Les Coléoptères, présents dans tous les milieux naturels du globe (à l’exception des océans), sont touchés par ces perturbations. De nombreuses espèces voient leurs effectifs diminuer. Par exemple, le Pique-prune (Osmoderma eremita (Linnaeus, 1758)), dépendant de la présence d’un réseau de vieux arbres à cavités proche les uns des autres, est de plus en plus menacé. Il est visé par des programmes de conservation et est maintenant bien connu des gestionnaires de la nature. Cette « espèce parapluie » côtoient de nombreuses autres espèces qui bénéficient des actions menées en sa faveur. c’est, en quelque sorte, l’arbre qui cache la forêt.

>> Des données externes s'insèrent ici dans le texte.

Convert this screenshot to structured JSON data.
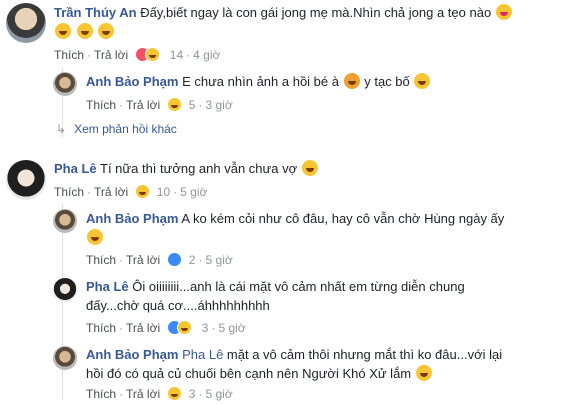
{
  "comments": [
    {
      "name": "Trần Thúy An",
      "text_line1": "Đấy,biết ngay là con gái jong mẹ mà.Nhìn chả jong a tẹo nào",
      "actions": {
        "like": "Thích",
        "reply": "Trả lời",
        "count": "14",
        "time": "4 giờ"
      },
      "replies": [
        {
          "name": "Anh Bảo Phạm",
          "text_before": "E chưa nhìn ảnh a hồi bé à",
          "text_after": "y tạc bố",
          "actions": {
            "like": "Thích",
            "reply": "Trả lời",
            "count": "5",
            "time": "3 giờ"
          }
        }
      ],
      "more_replies": "Xem phản hồi khác"
    },
    {
      "name": "Pha Lê",
      "text_line1": "Tí nữa thì tưởng anh vẫn chưa vợ",
      "actions": {
        "like": "Thích",
        "reply": "Trả lời",
        "count": "10",
        "time": "5 giờ"
      },
      "replies": [
        {
          "name": "Anh Bảo Phạm",
          "text_line1": "A ko kém cỏi như cô đâu, hay cô vẫn chờ Hùng ngày ấy",
          "actions": {
            "like": "Thích",
            "reply": "Trả lời",
            "count": "2",
            "time": "5 giờ"
          }
        },
        {
          "name": "Pha Lê",
          "text_line1": "Ôi oiiiiiiii...anh là cái mặt vô cảm nhất em từng diễn chung",
          "text_line2": "đấy...chờ quá cơ....áhhhhhhhhh",
          "actions": {
            "like": "Thích",
            "reply": "Trả lời",
            "count": "3",
            "time": "5 giờ"
          }
        },
        {
          "name": "Anh Bảo Phạm",
          "mention": "Pha Lê",
          "text_line1": "mặt a vô cảm thôi nhưng mắt thì ko đâu...với lại",
          "text_line2": "hồi đó có quả củ chuối bên cạnh nên Người Khó Xử lắm",
          "actions": {
            "like": "Thích",
            "reply": "Trả lời",
            "count": "3",
            "time": "5 giờ"
          }
        }
      ]
    }
  ]
}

Les coléoptères saproxyliques sont présents dans les milieux forestiers ainsi que dans les écosystèmes avec des arbres isolées ou faiblement boisée, landes, garrigue, haies ou alignement d’arbres.
Les Coléoptères saproxyliques, de par leurs rôles dans le cycle de dégradation du bois mort, sont des acteurs indispensables au bon fonctionnement des milieux naturels boisés tels que nous les connaissons. Ils contribuent au cylce de réintégration de la matière organique dans le sol. Ils sont également le témoin de la qualité du niveau de conservation global des milieux forestiers. De nombreuses espèces ont été identifiées comme des bio-indicateurs de ces milieux. Elles permettent de poser des diagnostics sur l’état de conservation des écosystèmes (présence d’espèces particulièrement rares ou exigeantes, diversité des espèces présentes, structure des assemblages d’espèces retrouvé associées ou non).
Une liste des espèces indicatrice de la qualité des milieux forestiers a été proposée par H. BRUSTEL en 2001 et publiée en 2004 dans les dossiers forestiers n° 13 de l’ONF. Ce travail est en cours d’actualisation et sera intégré dans le référentiel FRISBEE. Son utilisation en tant que référentiel pourra être faite tant par un gestionnaire que par des entomologistes.